After that, Iryna said the woman told her “Russians have [begun to] settle in your house.’ I asked whether they broke the door. She said they’re trying to get in. I told them not to break it. I will tell them where the keys are. It was at another village resident’s [house].”
Iryna’s home is located in the center of the village, and before Russian soldiers had allegedly taken it up as a residence, the classmate who remained in Maksyma Horkoho had gone to the home to retrieve some of the more valuable things that she left behind, like family heirlooms. She has little information about the soldiers who moved in except for the bits of news her daughter’s former classmate has shared: at first, it was two older men who moved in, then gradually more and more settled in. Iryna is unsure exactly how many are residing there.
“I knew that it will happen, that someday they will come there and settle there. I didn’t have hysteria. I accepted this. Let it be as it will be. I will never return to that house. I knew that I would never return. My house was robbed,” said Iryna, adding that the woman had told her that soldiers had “looted the house, took the fridge, all my new furniture, mattress.”
“I don’t even try to get information. Only sometimes I ask [a] girl who helped me to take my things. I ask her if they are still living there. She said yes,” she added.
Iryna does know that in her once peaceful village, a wave of silence has washed over its people. Those who remained try to stay home, only leaving to go to the store and run other essential errands. Children no longer run around the village or ride bicycles on its streets.

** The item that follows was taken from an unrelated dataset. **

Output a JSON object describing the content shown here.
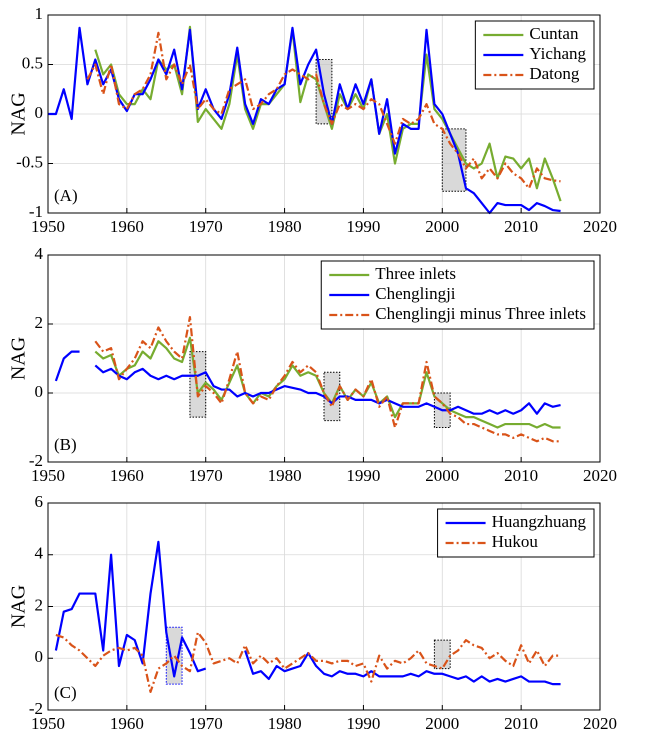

“Russian soldiers are not only in my house, but also in the houses of other people who left for Ukrainian-controlled territories. I try to think about as little as I can. I don’t want to repeat it again. I don’t plan to return there,” she added.
‘Part of Me Is Buried’
Back in Kyiv, Inna said she knows very little about the claims that Russians are planning to auction off her land. Websites like Avito, similar to eBay, list properties in occupied areas of Ukraine for Russians to buy, but locating specific land can take days, and require a virtual private network (VPN) set to Russia.
Inna was told by her friend on the peninsula that Russian workers had come to her hotel to assess it and report back to their bosses back in Moscow, but that it had yet to be sold.
But losing her home and hotel to Russians is not her biggest concern. What worries her the most, she said, is the future of the two animals that managed to survive the Russian aggression on her farm: two horses that she has hired a local resident to care for.
“There was a lot of talk about the worst [case scenario], and no one believed that this would happen, that this would be possible… that in the 21st century, it’s possible for Russians to take over my house, to take over my business, to [take her employees] into captivity,” Inna said.
“People say that time is healing, but it’s not true. There is a feeling still of the pain of chronic disease, and part of me is buried there with my animals. And I understand that my life won’t be cheerful anymore after all of this. And my life won’t be so happy.”